The clinical practice of geriatric medicine can be ethically complex :
1. Many elderly people face chronic illnesses for which treatment is costly and risky and outcomes are uncertain
2. Many elderly have conditions which profoundly impair communication and cognition. There may be uncertainty about who should make health care decisions and what constitutes informed consent
3. The elderly account for a larger segment of spending on health care leading to questions about the relative value of marginally effective treatments when survival is not likely to be long
Advance directives/medical power of attorney/living wills/do-not-resuscitate orders:
Individuals can provide documentation about how they want decisions made about future medical care – what is to be done and/or what is not to be done. They generally specify what medical action should be taken if the writer is mentally incompetent or has a terminal illness.
• legislation between different jurisdictions varies
• there can be considerable anguish about initiating directives
• legal and ethical obligations of health professionals to comply or not comply
• potential consequences to the health professional of not complying
• role of courts in over riding documentation
• competence of person/how authentic where their wishes
• who should initiate discussion about preparing documentation (patient, family, lawyer or physician?) – samples/proforma’s are generally available
End of life decisions:
Advances in technology have increased the ability to keep the human body biologically alive, but has resulted in a number of ethical issues regarding the right to die, the costs associated with such technology, and the quality of life on artificial life support. Health professionals and families face ethical and moral dilemmas when making decisions as to under which circumstances should attempts to prolong life be stopped. The decision can be more difficult in the absence of knowing the patients wishes (eg advance directives), but the participation of close family members can aid the process. The courts and legislatures are being increasingly asked to be involved in these highly personal and private decisions.

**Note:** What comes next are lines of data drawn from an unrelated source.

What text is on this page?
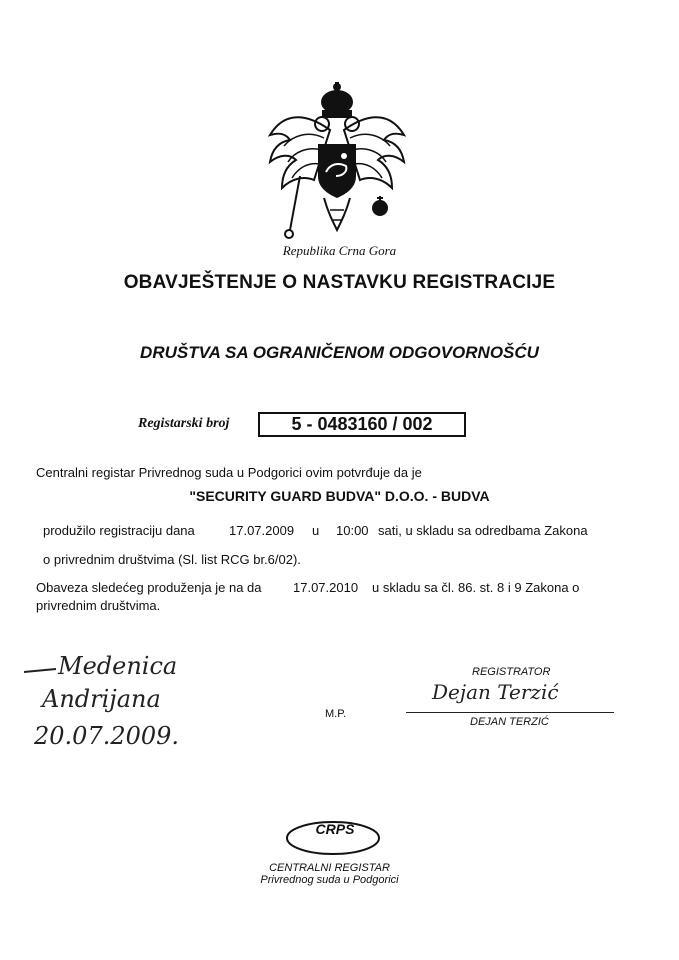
Republika Crna Gora
OBAVJEŠTENJE O NASTAVKU REGISTRACIJE
DRUŠTVA SA OGRANIČENOM ODGOVORNOŠĆU
Registarski broj	5 - 0483160 / 002
Centralni registar Privrednog suda u Podgorici ovim potvrđuje da je
"SECURITY GUARD BUDVA" D.O.O. - BUDVA
produžilo registraciju dana	17.07.2009 u 10:00 sati, u skladu sa odredbama Zakona
o privrednim društvima (Sl. list RCG br.6/02).
Obaveza sledećeg produženja je na da 17.07.2010 u skladu sa čl. 86. st. 8 i 9 Zakona o
privrednim društvima.
Medenica
Andrijana
20.07.2009.
REGISTRATOR
Dejan Terzić
DEJAN TERZIĆ
M.P.
CRPS
CENTRALNI REGISTAR
Privrednog suda u Podgorici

Use of physical and pharmacological restraints:
Restraints are potentially a form of elder abuse and have been the subject of media and regulatory scrutiny. They are indicated if the patients are a danger to themselves after other forms of behaviour management have been exhausted, but are often considered an unjustified infringement on patient autonomy. Physical restraints (arm and leg cuffs; lap belts; chairs with locking trays; bedding materials; side rails on bed) can be used to prevent falls and wandering, but can create problems (decrease feeling’s of self worth, loss of dignity, increased frustration and anger; increased risk for injury, skin lesions). Chemical or pharmacological restraints (eg psychoactive drugs) must be of clear benefit to the patient. Restraints should not be used as a form of punishment or for the convenience of health professionals. If restraints are used, there needs to be clear documentation of the rationale for their use and they should be used under clear consensus based guidelines.
When resources are limited or scarce, rationing is the denial of beneficial health care. Rationing health care based on age has probably always been implicit, but given the demographic and economical issues facing society it is now an important issue for public debate.
There are philosophical arguments for rationing based on age that have been debated and rebuttals provided . Arguments for rationing based on age usually appeal to society’s duty to the younger generations or on utilitarian grounds (investing health care dollars in younger persons represents a better return). Critics of age based rationing point out that in a just society, health care should meet the needs of all, regardless of age and that society has special obligations to older persons.